Rebecca Mennecke
If gravity is a force of attraction,
why does it keep us all so far away
from each other? When Isaac Newton
formed theories of motion, he was alone
at home, avoiding the Bubonic Plague,
the Great Plague, the Black Death
Plague, the Bring Out Your Dead Plague
because that’s all anyone was back then
before vaccines and hand soap and Purell
that’s out of stock anyway. It would be two
hundred years before scientists
determined what bacteria plotted
such a diabolical illness: skin turning black
with blood, filling pores, pouring
onto rat fleas to infect
the next victim. But no one knew
that, back then. Talk about living
in uncertain times. Back then,
there was no twenty second rule, no six
foot rule, no limit one toilet paper pack
per customer rule, only the rules
of physics we call laws
because they created order
from disorder, which the world probably
needed. And Newton made lots of laws:
creating early calculus while his room
was lit by candles instead of electricity,
looking through prisms to study
refractions of colors—signifying
promise—to determine optics, lazing
beneath a tree and thinking how
all motion leads downward
or repels.

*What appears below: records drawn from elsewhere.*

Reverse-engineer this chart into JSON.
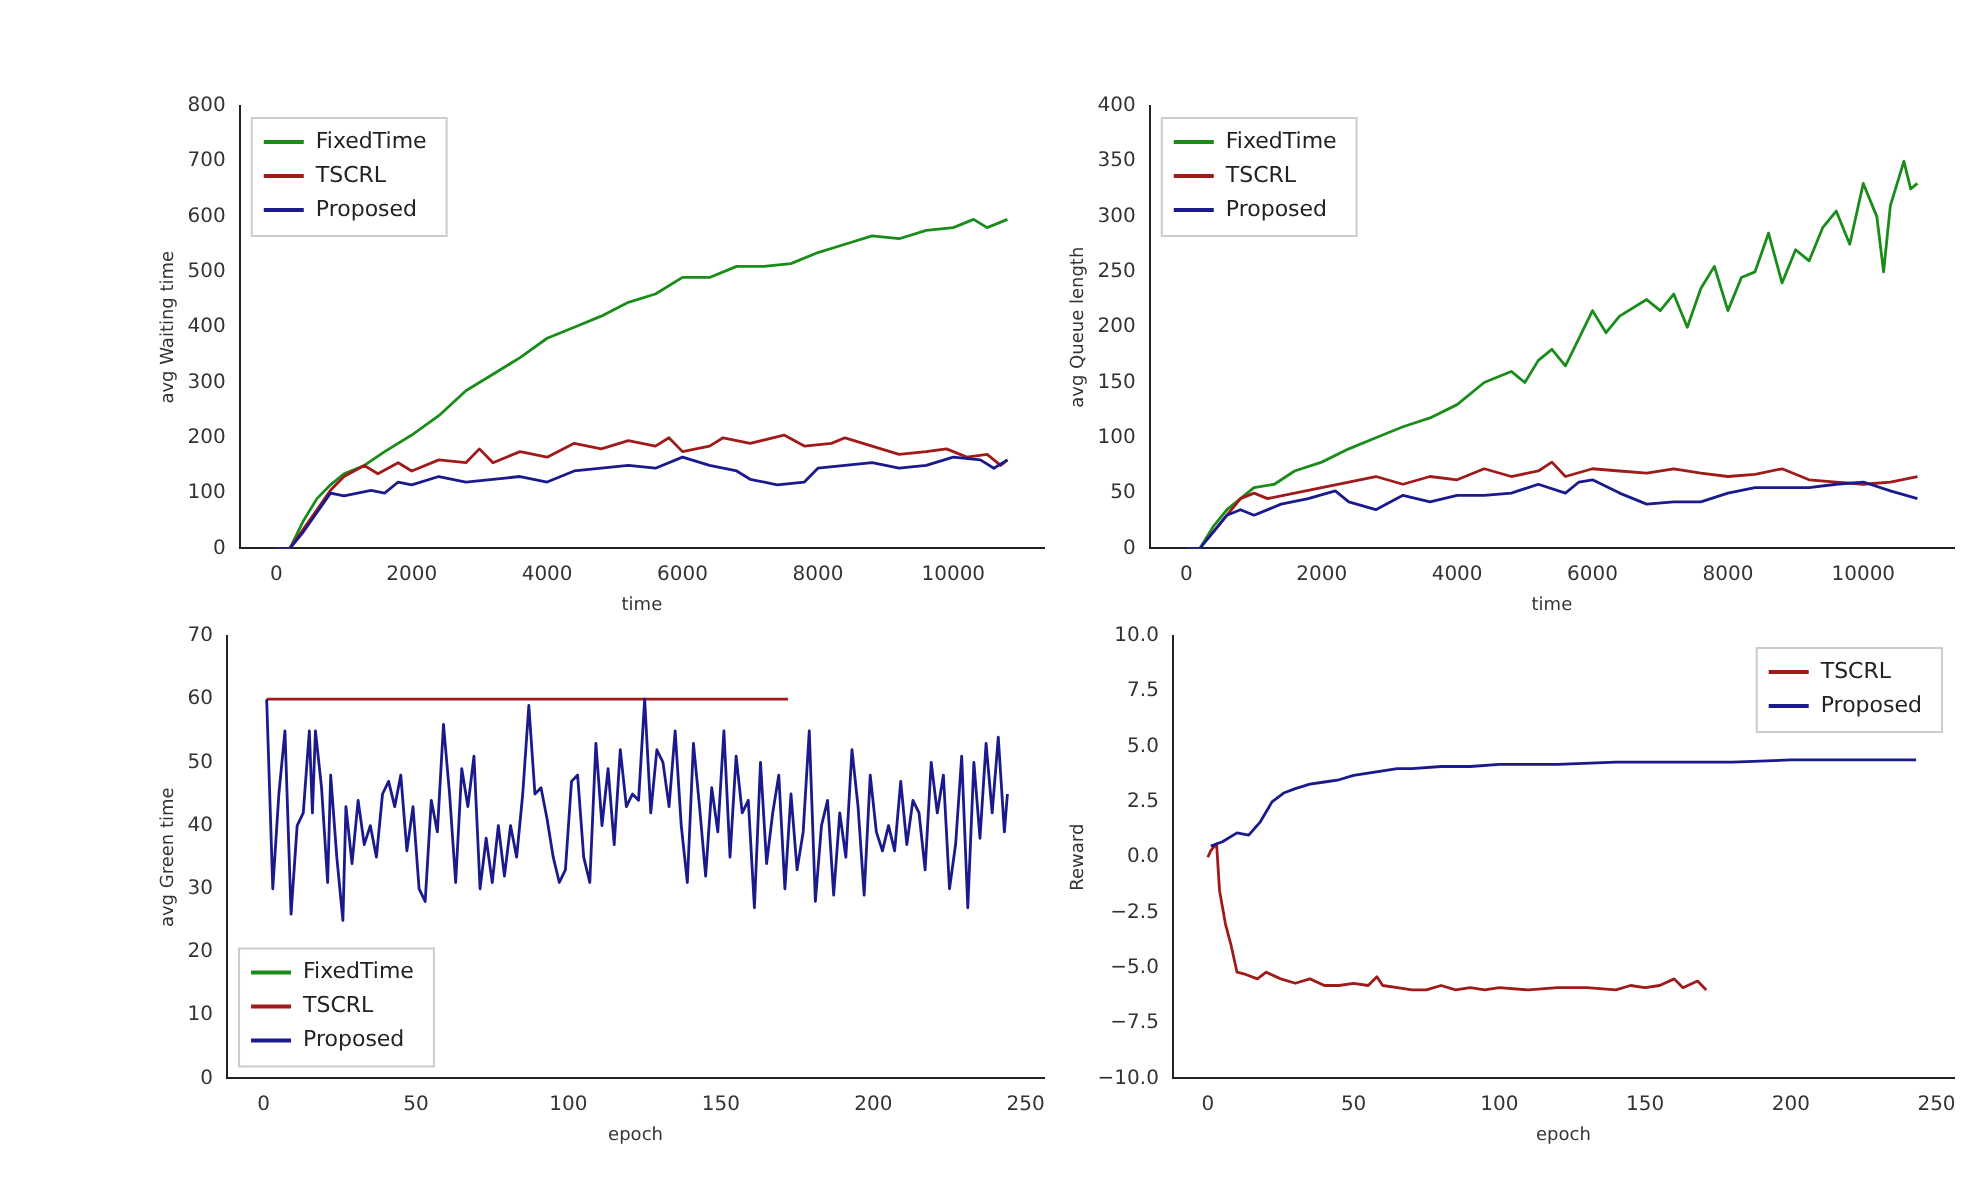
{
  "chart_data": [
    {
      "type": "line",
      "xlabel": "time",
      "ylabel": "avg Waiting time",
      "xlim": [
        -540,
        11340
      ],
      "xticks": [
        0,
        2000,
        4000,
        6000,
        8000,
        10000
      ],
      "ylim": [
        0,
        800
      ],
      "yticks": [
        0,
        100,
        200,
        300,
        400,
        500,
        600,
        700,
        800
      ],
      "legend": "top left",
      "marker": "none",
      "line_style": "solid",
      "grid": false,
      "series": [
        {
          "name": "FixedTime",
          "color": "#1a8c1a",
          "x": [
            0,
            200,
            400,
            600,
            800,
            1000,
            1300,
            1600,
            2000,
            2400,
            2800,
            3200,
            3600,
            4000,
            4400,
            4800,
            5200,
            5600,
            6000,
            6400,
            6800,
            7200,
            7600,
            8000,
            8400,
            8800,
            9200,
            9600,
            10000,
            10300,
            10500,
            10800
          ],
          "values": [
            0,
            0,
            50,
            90,
            115,
            135,
            150,
            175,
            205,
            240,
            285,
            315,
            345,
            380,
            400,
            420,
            445,
            460,
            490,
            490,
            510,
            510,
            515,
            535,
            550,
            565,
            560,
            575,
            580,
            595,
            580,
            595
          ]
        },
        {
          "name": "TSCRL",
          "color": "#a01a1a",
          "x": [
            0,
            200,
            400,
            600,
            800,
            1000,
            1300,
            1500,
            1800,
            2000,
            2400,
            2800,
            3000,
            3200,
            3600,
            4000,
            4400,
            4800,
            5200,
            5600,
            5800,
            6000,
            6400,
            6600,
            7000,
            7500,
            7800,
            8200,
            8400,
            8800,
            9200,
            9600,
            9900,
            10200,
            10500,
            10700,
            10800
          ],
          "values": [
            0,
            0,
            35,
            70,
            105,
            130,
            150,
            135,
            155,
            140,
            160,
            155,
            180,
            155,
            175,
            165,
            190,
            180,
            195,
            185,
            200,
            175,
            185,
            200,
            190,
            205,
            185,
            190,
            200,
            185,
            170,
            175,
            180,
            165,
            170,
            150,
            160
          ]
        },
        {
          "name": "Proposed",
          "color": "#1a1a8c",
          "x": [
            0,
            200,
            400,
            600,
            800,
            1000,
            1400,
            1600,
            1800,
            2000,
            2400,
            2800,
            3200,
            3600,
            4000,
            4400,
            4800,
            5200,
            5600,
            6000,
            6400,
            6800,
            7000,
            7400,
            7800,
            8000,
            8400,
            8800,
            9200,
            9600,
            10000,
            10400,
            10600,
            10800
          ],
          "values": [
            0,
            0,
            30,
            65,
            100,
            95,
            105,
            100,
            120,
            115,
            130,
            120,
            125,
            130,
            120,
            140,
            145,
            150,
            145,
            165,
            150,
            140,
            125,
            115,
            120,
            145,
            150,
            155,
            145,
            150,
            165,
            160,
            145,
            160
          ]
        }
      ]
    },
    {
      "type": "line",
      "xlabel": "time",
      "ylabel": "avg Queue length",
      "xlim": [
        -540,
        11340
      ],
      "xticks": [
        0,
        2000,
        4000,
        6000,
        8000,
        10000
      ],
      "ylim": [
        0,
        400
      ],
      "yticks": [
        0,
        50,
        100,
        150,
        200,
        250,
        300,
        350,
        400
      ],
      "legend": "top left",
      "marker": "none",
      "line_style": "solid",
      "grid": false,
      "series": [
        {
          "name": "FixedTime",
          "color": "#1a8c1a",
          "x": [
            0,
            200,
            400,
            600,
            800,
            1000,
            1300,
            1600,
            2000,
            2400,
            2800,
            3200,
            3600,
            4000,
            4400,
            4800,
            5000,
            5200,
            5400,
            5600,
            5800,
            6000,
            6200,
            6400,
            6800,
            7000,
            7200,
            7400,
            7600,
            7800,
            8000,
            8200,
            8400,
            8600,
            8800,
            9000,
            9200,
            9400,
            9600,
            9800,
            10000,
            10200,
            10300,
            10400,
            10600,
            10700,
            10800
          ],
          "values": [
            0,
            0,
            20,
            35,
            45,
            55,
            58,
            70,
            78,
            90,
            100,
            110,
            118,
            130,
            150,
            160,
            150,
            170,
            180,
            165,
            190,
            215,
            195,
            210,
            225,
            215,
            230,
            200,
            235,
            255,
            215,
            245,
            250,
            285,
            240,
            270,
            260,
            290,
            305,
            275,
            330,
            300,
            250,
            310,
            350,
            325,
            330
          ]
        },
        {
          "name": "TSCRL",
          "color": "#a01a1a",
          "x": [
            300,
            400,
            600,
            800,
            1000,
            1200,
            1600,
            2000,
            2400,
            2800,
            3200,
            3600,
            4000,
            4400,
            4800,
            5200,
            5400,
            5600,
            6000,
            6400,
            6800,
            7200,
            7600,
            8000,
            8400,
            8800,
            9200,
            9600,
            10000,
            10400,
            10800
          ],
          "values": [
            8,
            15,
            30,
            45,
            50,
            45,
            50,
            55,
            60,
            65,
            58,
            65,
            62,
            72,
            65,
            70,
            78,
            65,
            72,
            70,
            68,
            72,
            68,
            65,
            67,
            72,
            62,
            60,
            58,
            60,
            65
          ]
        },
        {
          "name": "Proposed",
          "color": "#1a1a8c",
          "x": [
            0,
            200,
            400,
            600,
            800,
            1000,
            1400,
            1800,
            2200,
            2400,
            2800,
            3200,
            3600,
            4000,
            4400,
            4800,
            5200,
            5600,
            5800,
            6000,
            6400,
            6800,
            7200,
            7600,
            8000,
            8400,
            8800,
            9200,
            9600,
            10000,
            10400,
            10800
          ],
          "values": [
            0,
            0,
            15,
            30,
            35,
            30,
            40,
            45,
            52,
            42,
            35,
            48,
            42,
            48,
            48,
            50,
            58,
            50,
            60,
            62,
            50,
            40,
            42,
            42,
            50,
            55,
            55,
            55,
            58,
            60,
            52,
            45
          ]
        }
      ]
    },
    {
      "type": "line",
      "xlabel": "epoch",
      "ylabel": "avg Green time",
      "xlim": [
        -12,
        256
      ],
      "xticks": [
        0,
        50,
        100,
        150,
        200,
        250
      ],
      "ylim": [
        0,
        70
      ],
      "yticks": [
        0,
        10,
        20,
        30,
        40,
        50,
        60,
        70
      ],
      "legend": "bottom left",
      "marker": "none",
      "line_style": "solid",
      "grid": false,
      "series": [
        {
          "name": "FixedTime",
          "color": "#1a8c1a"
        },
        {
          "name": "TSCRL",
          "color": "#a01a1a",
          "x": [
            1,
            172
          ],
          "values": [
            60,
            60
          ]
        },
        {
          "name": "Proposed",
          "color": "#1a1a8c",
          "x": [
            1,
            3,
            5,
            7,
            9,
            11,
            13,
            15,
            16,
            17,
            19,
            21,
            22,
            24,
            26,
            27,
            29,
            31,
            33,
            35,
            37,
            39,
            41,
            43,
            45,
            47,
            49,
            51,
            53,
            55,
            57,
            59,
            61,
            63,
            65,
            67,
            69,
            71,
            73,
            75,
            77,
            79,
            81,
            83,
            85,
            87,
            89,
            91,
            93,
            95,
            97,
            99,
            101,
            103,
            105,
            107,
            109,
            111,
            113,
            115,
            117,
            119,
            121,
            123,
            125,
            127,
            129,
            131,
            133,
            135,
            137,
            139,
            141,
            143,
            145,
            147,
            149,
            151,
            153,
            155,
            157,
            159,
            161,
            163,
            165,
            167,
            169,
            171,
            173,
            175,
            177,
            179,
            181,
            183,
            185,
            187,
            189,
            191,
            193,
            195,
            197,
            199,
            201,
            203,
            205,
            207,
            209,
            211,
            213,
            215,
            217,
            219,
            221,
            223,
            225,
            227,
            229,
            231,
            233,
            235,
            237,
            239,
            241,
            243,
            244
          ],
          "values": [
            60,
            30,
            45,
            55,
            26,
            40,
            42,
            55,
            42,
            55,
            46,
            31,
            48,
            35,
            25,
            43,
            34,
            44,
            37,
            40,
            35,
            45,
            47,
            43,
            48,
            36,
            43,
            30,
            28,
            44,
            39,
            56,
            45,
            31,
            49,
            43,
            51,
            30,
            38,
            31,
            40,
            32,
            40,
            35,
            45,
            59,
            45,
            46,
            41,
            35,
            31,
            33,
            47,
            48,
            35,
            31,
            53,
            40,
            49,
            37,
            52,
            43,
            45,
            44,
            60,
            42,
            52,
            50,
            43,
            55,
            40,
            31,
            53,
            43,
            32,
            46,
            39,
            55,
            35,
            51,
            42,
            44,
            27,
            50,
            34,
            42,
            48,
            30,
            45,
            33,
            39,
            55,
            28,
            40,
            44,
            29,
            42,
            35,
            52,
            43,
            29,
            48,
            39,
            36,
            40,
            36,
            47,
            37,
            44,
            42,
            33,
            50,
            42,
            48,
            30,
            37,
            51,
            27,
            50,
            38,
            53,
            42,
            54,
            39,
            45
          ]
        }
      ]
    },
    {
      "type": "line",
      "xlabel": "epoch",
      "ylabel": "Reward",
      "xlim": [
        -12,
        256
      ],
      "xticks": [
        0,
        50,
        100,
        150,
        200,
        250
      ],
      "ylim": [
        -10,
        10
      ],
      "yticks": [
        {
          "value": -10,
          "label": "−10.0"
        },
        {
          "value": -7.5,
          "label": "−7.5"
        },
        {
          "value": -5,
          "label": "−5.0"
        },
        {
          "value": -2.5,
          "label": "−2.5"
        },
        {
          "value": 0,
          "label": "0.0"
        },
        {
          "value": 2.5,
          "label": "2.5"
        },
        {
          "value": 5,
          "label": "5.0"
        },
        {
          "value": 7.5,
          "label": "7.5"
        },
        {
          "value": 10,
          "label": "10.0"
        }
      ],
      "legend": "top right",
      "marker": "none",
      "line_style": "solid",
      "grid": false,
      "series": [
        {
          "name": "TSCRL",
          "color": "#a01a1a",
          "x": [
            0,
            1,
            3,
            4,
            6,
            8,
            10,
            13,
            17,
            20,
            25,
            30,
            35,
            40,
            45,
            50,
            55,
            58,
            60,
            65,
            70,
            75,
            80,
            85,
            90,
            95,
            100,
            110,
            120,
            130,
            140,
            145,
            150,
            155,
            160,
            163,
            168,
            171
          ],
          "values": [
            0,
            0.3,
            0.6,
            -1.5,
            -3,
            -4,
            -5.2,
            -5.3,
            -5.5,
            -5.2,
            -5.5,
            -5.7,
            -5.5,
            -5.8,
            -5.8,
            -5.7,
            -5.8,
            -5.4,
            -5.8,
            -5.9,
            -6,
            -6,
            -5.8,
            -6,
            -5.9,
            -6,
            -5.9,
            -6,
            -5.9,
            -5.9,
            -6,
            -5.8,
            -5.9,
            -5.8,
            -5.5,
            -5.9,
            -5.6,
            -6
          ]
        },
        {
          "name": "Proposed",
          "color": "#1a1a8c",
          "x": [
            1,
            5,
            10,
            14,
            18,
            22,
            26,
            30,
            35,
            40,
            45,
            50,
            55,
            60,
            65,
            70,
            80,
            90,
            100,
            120,
            140,
            160,
            180,
            200,
            220,
            243
          ],
          "values": [
            0.5,
            0.7,
            1.1,
            1,
            1.6,
            2.5,
            2.9,
            3.1,
            3.3,
            3.4,
            3.5,
            3.7,
            3.8,
            3.9,
            4,
            4,
            4.1,
            4.1,
            4.2,
            4.2,
            4.3,
            4.3,
            4.3,
            4.4,
            4.4,
            4.4
          ]
        }
      ]
    }
  ]
}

Infinitesimal calculus
is the study of continuous
change, so what Newton really
hypothesized is a theory of
life because everything is changing:
plane fumes aren’t soaring so high
above ground like they used to,
the rivers in Italy look like water,
real water, & less gas in the sky
from cars mean people can breathe,
and everyone applauds the guy
who works at Wal-Mart because finally,
finally, we all see how his work is good
too, & I have to wonder, sitting at home
like Isaac Newton, quarantined and self-
isolated in self-pity while new
plagues ravage cities where I grew
up, eating everyone in the world whole:
if every action has an equal and opposite
reaction, then the budding growths
on the trees outside my window—
as the sky pours down
my windowsill—well, they must
be the Earth’s form of
balance.
Rebecca Mennecke is the editor of NOTA, and a writer and student in Eau Claire.